Whether I should have liked Harnoncourt’s way with Mendelssohn’s setting of the forty-second Psalm, who knows? I certainly like – very much – his having programmed it. We almost never hear Mendelssohn’s shorter choral works; indeed, although Elijah has the reputation of being a warhorse, I have only heard it once in the concert hall, under Kurt Masur. This was a performance in general as beautifully crafted as the work itself. (If you do not know it, please give it a try! Likewise the extraordinary Die erste Walpurgisnacht and a very fine Kyrie setting, both on a highly recommendable disc from Michel Corboz, who has also recorded Psalm 42 (review). For Harnoncourt fans amongst you, I feel bound to remark that he also recorded the former, although I have not heard that recording.) The opening chorus was often amiable – have I used up my store of Mendelssohn clichés yet? – without that being a term of mild abuse; its sterner moments told too. It sounded midway between Mozart and Brahms, which is probably just about where Mendelssohn tends to stand. The oboe solo was utterly ravishing, putting me in mind of a Bach obbligato. Dorothea Röschmann, who had the only real vocal solos in the work, proved imploring yet, as one would suspect, possessed of a thrillingly ‘big’ voice. Her aria with female chorus brought similarities not only with the inevitable Midsummer Night’s Dream but also the Second Symphony. After that, the male-voice opening to the chorus, ‘Was betrübst du dich, meine Seele’, offered imposing contrast, without sounding merely grandiose. Röschmann’s recitative, ‘Mein Gott, betrübt ist meine Seele an mir’, sounded veritably Elsa-like; following that, there was fine work from her and the male quartet (two from the Arnold Schönberg Chor). The choir provided an echt-Romantic choral sound, perfectly blended, in the final number, the orchestra producing playing of quite amazing clarity. It may have been the only time I have heard this work in the concert hall, but I doubt I should have had many, if any, opportunities to hear it performed better.

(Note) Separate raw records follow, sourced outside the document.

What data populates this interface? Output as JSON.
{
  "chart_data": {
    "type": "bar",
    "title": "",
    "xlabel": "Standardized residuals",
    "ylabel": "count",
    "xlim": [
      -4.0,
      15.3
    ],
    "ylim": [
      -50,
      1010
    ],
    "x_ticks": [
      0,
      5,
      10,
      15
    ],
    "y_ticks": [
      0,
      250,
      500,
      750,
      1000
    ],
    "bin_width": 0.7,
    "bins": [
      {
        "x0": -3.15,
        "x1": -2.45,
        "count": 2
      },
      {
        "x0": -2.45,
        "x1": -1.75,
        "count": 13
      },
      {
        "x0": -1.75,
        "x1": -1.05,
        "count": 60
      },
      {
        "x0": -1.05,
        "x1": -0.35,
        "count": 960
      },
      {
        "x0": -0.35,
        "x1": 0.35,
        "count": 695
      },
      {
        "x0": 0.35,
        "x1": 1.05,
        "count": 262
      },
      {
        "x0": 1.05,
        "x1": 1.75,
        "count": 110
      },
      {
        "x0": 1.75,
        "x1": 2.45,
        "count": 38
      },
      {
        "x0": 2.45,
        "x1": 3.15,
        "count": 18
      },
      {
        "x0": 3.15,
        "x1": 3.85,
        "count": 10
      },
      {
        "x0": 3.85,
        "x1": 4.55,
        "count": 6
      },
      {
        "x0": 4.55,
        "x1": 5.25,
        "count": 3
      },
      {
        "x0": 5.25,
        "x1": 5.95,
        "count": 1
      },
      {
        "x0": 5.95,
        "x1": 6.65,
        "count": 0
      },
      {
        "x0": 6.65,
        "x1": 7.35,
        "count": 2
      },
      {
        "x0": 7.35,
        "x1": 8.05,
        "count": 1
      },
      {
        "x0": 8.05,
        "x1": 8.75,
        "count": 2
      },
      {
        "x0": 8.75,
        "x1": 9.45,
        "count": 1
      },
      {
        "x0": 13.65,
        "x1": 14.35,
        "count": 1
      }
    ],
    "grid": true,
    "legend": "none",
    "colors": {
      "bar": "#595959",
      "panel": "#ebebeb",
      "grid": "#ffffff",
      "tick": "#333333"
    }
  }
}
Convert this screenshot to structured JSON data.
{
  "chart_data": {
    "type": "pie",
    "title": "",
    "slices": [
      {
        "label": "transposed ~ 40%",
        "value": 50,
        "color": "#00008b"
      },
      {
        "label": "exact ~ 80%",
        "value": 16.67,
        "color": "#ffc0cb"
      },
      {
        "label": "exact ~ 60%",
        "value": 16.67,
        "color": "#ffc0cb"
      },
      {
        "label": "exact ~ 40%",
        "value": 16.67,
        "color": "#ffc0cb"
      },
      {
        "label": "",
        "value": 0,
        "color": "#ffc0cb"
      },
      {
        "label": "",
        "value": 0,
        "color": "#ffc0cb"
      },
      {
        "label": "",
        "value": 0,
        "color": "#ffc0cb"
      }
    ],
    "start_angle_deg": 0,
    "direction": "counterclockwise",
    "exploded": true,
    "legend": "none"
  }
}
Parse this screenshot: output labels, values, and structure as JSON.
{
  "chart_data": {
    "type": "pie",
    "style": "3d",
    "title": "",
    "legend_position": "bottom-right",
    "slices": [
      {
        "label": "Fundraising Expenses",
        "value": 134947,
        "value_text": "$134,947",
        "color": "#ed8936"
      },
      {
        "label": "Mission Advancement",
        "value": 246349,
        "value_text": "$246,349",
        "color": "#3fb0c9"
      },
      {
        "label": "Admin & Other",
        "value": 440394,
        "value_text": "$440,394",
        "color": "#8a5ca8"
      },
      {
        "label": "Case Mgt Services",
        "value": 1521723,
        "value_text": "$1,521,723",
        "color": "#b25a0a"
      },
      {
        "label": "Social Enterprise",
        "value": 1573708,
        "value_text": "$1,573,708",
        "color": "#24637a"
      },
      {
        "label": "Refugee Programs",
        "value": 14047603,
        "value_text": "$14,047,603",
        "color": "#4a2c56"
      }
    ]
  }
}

The Scottish Symphony – I do not think we are supposed to call it his ‘Scotch’ any more! – receives many more performances, of course, but perhaps not so many as one might expect. At least in my experience, its Italian brother seems to crop up far more often. The opening to the first movement was grave yet sweet of tone; indeed, the whole introduction sounded full of potentiality, not unlike Haydn in that respect. Heras-Casado imparted a fine sense of momentum; he clearly knew, and knew how to communicate, its contours. The Allegro un poco agitato soon developed a fine head of steam, as it were. As earlier, there was a fine sense of intimacy too; indeed, that was really one of the hallmarks of this performance, which seemed conceived very much in chamber-music style. There was certainly little that was Wagnerian about Heras-Casado’s Mendelssohn; not that there is anything wrong with such an approach, which I remember well from Sir Colin Davis conducting this symphony, but there is rarely one ‘correct’ way. And, although Heras-Casado could drive quite hard, the second group yielded in lovely – yes, I must have used up my store by now – fashion, the development of its material seeming here of particular interest (subtleties brought out without underlining). There was brilliantly virtuosic playing to be heard in the scherzo; essentially, it sounded as a Mendelssohn scherzo should (whatever I might have said about there not being one way). Clarity of counterpoint was admirable; so, crucially, was its direction. The opening to the Adagio was infused with sweet Viennese longing, which, under Heras-Casado’s wise leadership, did not neglect the particular twists that mark this music as Mendelssohn’s, close though it rightly might have sounded at times to Schumann. The sterner, majestic passages were given their full due too, and, again, there was a fine sense of how the movement cohered as a whole. There followed as spirited and, in general, precise an account as one might hope for of the finale, tension maintained throughout. My only real cavil was a slightly hesitant moment or two at the turn to the minor, but after that, the music grew to a splendid final peroration.